Director: George C Wolfe
Cast: Viola Davis, Chadwick Boseman, Colman Domingo, Glynn Turman, Michael Potts, Jeremy Shamos
Watch Ma Rainey’s Black Bottom online in the UK: Netflix UK
“They don’t care nothing about me. All they want is my voice.” That’s Ma Rainey (Viola Davis) in Ma Rainey’s Black Bottom. It’s a powerhouse speech in a film full of powerhouse speeches, delivered by an ensemble at the top of its game.
Adapted from the play by August Wilson, the movie takes us back to sweltering summer of 1927, where Ma Rainey and her backing band are preparing to record an album – well, as soon as she gets a Coca-Cola to drink. Davis sweeps into frame with the commanding authority of a star who knows exactly how much she’s worth, and that demand for a cool beverage is just the first test of the record label’s priorities. It sets the tone for a deliciously spiky recording session, in which issues of respect and ownership provide a pertinent backing track.
Her bandmates only push tensions higher, with disagreements already springing up around the exact music they’re playing.
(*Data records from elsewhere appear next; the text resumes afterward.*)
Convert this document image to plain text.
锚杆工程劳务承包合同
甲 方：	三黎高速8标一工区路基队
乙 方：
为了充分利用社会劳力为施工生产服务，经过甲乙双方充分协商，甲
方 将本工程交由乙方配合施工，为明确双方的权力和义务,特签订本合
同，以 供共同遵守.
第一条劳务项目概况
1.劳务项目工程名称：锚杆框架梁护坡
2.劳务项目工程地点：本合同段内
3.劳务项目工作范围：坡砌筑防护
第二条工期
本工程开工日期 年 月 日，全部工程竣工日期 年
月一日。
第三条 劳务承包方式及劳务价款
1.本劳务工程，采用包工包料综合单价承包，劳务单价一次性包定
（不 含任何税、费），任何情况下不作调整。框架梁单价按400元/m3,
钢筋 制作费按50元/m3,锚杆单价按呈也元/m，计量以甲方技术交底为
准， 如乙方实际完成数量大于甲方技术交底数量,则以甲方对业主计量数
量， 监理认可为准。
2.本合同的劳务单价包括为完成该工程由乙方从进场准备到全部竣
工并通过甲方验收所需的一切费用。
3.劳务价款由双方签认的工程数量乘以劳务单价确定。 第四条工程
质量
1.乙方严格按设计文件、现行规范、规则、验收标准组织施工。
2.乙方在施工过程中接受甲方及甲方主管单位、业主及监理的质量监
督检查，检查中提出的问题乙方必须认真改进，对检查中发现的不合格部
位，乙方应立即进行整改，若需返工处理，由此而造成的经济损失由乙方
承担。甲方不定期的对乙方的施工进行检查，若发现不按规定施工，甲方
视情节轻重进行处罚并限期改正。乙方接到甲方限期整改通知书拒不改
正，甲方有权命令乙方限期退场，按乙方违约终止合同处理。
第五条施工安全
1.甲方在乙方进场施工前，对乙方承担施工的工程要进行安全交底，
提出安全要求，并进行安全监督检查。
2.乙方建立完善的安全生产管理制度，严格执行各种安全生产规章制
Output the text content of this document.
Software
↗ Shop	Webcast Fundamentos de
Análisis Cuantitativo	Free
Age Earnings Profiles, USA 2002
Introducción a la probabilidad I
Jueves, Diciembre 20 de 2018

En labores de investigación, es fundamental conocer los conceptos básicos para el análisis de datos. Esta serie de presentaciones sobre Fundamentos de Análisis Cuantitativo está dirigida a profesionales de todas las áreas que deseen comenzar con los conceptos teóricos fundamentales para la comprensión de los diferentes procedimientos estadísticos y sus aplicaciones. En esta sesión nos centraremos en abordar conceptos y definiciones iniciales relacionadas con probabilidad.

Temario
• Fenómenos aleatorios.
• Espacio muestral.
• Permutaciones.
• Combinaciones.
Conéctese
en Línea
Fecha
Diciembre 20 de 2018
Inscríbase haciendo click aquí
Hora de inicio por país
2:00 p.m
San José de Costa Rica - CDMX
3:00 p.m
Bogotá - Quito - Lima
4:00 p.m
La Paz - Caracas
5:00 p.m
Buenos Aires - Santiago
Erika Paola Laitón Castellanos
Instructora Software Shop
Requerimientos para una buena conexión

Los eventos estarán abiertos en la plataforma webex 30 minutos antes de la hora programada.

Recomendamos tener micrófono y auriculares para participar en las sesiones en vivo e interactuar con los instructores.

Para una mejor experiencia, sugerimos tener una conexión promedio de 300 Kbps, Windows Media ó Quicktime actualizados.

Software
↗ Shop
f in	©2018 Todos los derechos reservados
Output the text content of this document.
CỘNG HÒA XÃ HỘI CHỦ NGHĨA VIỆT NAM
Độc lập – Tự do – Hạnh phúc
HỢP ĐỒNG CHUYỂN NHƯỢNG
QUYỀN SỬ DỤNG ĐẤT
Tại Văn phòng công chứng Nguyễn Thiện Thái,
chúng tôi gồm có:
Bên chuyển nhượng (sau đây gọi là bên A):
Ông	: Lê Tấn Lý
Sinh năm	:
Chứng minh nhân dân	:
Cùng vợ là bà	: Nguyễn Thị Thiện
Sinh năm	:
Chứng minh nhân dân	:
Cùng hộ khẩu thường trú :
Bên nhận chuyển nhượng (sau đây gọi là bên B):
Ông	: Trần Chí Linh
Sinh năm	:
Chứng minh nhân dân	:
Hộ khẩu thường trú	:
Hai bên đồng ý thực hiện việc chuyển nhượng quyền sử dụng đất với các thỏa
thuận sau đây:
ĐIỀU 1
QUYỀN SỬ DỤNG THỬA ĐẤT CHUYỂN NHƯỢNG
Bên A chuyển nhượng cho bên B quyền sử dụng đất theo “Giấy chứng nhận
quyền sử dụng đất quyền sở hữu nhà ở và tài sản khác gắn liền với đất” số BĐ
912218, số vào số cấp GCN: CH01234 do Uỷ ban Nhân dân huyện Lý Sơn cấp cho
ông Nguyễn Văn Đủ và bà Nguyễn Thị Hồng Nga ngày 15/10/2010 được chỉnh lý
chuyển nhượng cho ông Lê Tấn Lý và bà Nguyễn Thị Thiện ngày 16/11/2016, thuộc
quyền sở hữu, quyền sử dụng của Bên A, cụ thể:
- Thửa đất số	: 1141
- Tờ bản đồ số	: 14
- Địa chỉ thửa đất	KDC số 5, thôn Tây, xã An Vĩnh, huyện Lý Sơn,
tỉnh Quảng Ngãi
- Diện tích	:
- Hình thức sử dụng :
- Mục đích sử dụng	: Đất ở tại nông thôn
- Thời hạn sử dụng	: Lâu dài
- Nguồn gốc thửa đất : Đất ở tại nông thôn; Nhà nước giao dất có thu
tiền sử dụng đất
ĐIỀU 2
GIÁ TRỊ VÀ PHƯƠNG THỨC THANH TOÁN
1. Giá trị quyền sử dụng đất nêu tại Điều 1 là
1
While trombonist Cutler (Colman Domingo), bass player Slow Drag (Michael Potts) and pianist Toledo (Glynn Turman) are happy to play the tunes as they’ve got them, trumpet player Levee (Chadwick Boseman) has his own arrangement of the titular track that he knows will sell like hot cakes.
Levee’s the youngest of the bunch, and his confidence is a seamless harmony of youthful arrogance and artistic inspiration – and Chadwick Boseman plays those notes in a mesmerising performance that’s one of the best of his all-too-short career. Boseman blazes with certainty, not only about his musical gifts but also about his value – as a composer and as a human being. But while he and Ma are more similar in that regard than they’d like to admit, it also puts them at dramatic odds, as Levee is happy to take a more sycophantic approach to their white record label bosses. Between them, Jeremy Shamos’ squirming manager hasn’t the faintest clue how to resolve that conflict, not least because, as Ma suspects, he views them as products first and people second.
The rest of the cast are impeccable, from the always-excellent Domingo and the other weary veterans to Dusan Brown’s stuttering nephew of Ma, who’s been given a free gig as the song’s introducer. Taylour Paige’s backing dancer, Dussie, brings fire to the increasingly hot and steamy room, and Ruben Santiago-Hudson’s script deftly balances unspoken displays of frustration and ambition with Wilson’s witty dialogue. The actors’ miming of instruments is apparent from the off, but the group is nonetheless utterly convincing, with the band’s banter zinging back and forth with pitch-perfect precision.
At the helm, George C Wolfe (Angels in America) keeps things cinematic and stylish, ensuring the crackling pace pauses just enough to give space to the resounding speeches that erupt come the final movement. The result is a powerful study of creativity and commerce, one that’s intrinsically bound up with questions of racial exploitation, cultural appropriation and gate-keeping – and it’s sadly fitting that it should leave you wishing that you could hear more of Chadwick Boseman’s voice in the future. A timely chamber piece that resonates long after the end credits have rolled.
Ma Rainey’s Black Bottom is available on Netflix UK, as part of an £9.99 monthly subscription.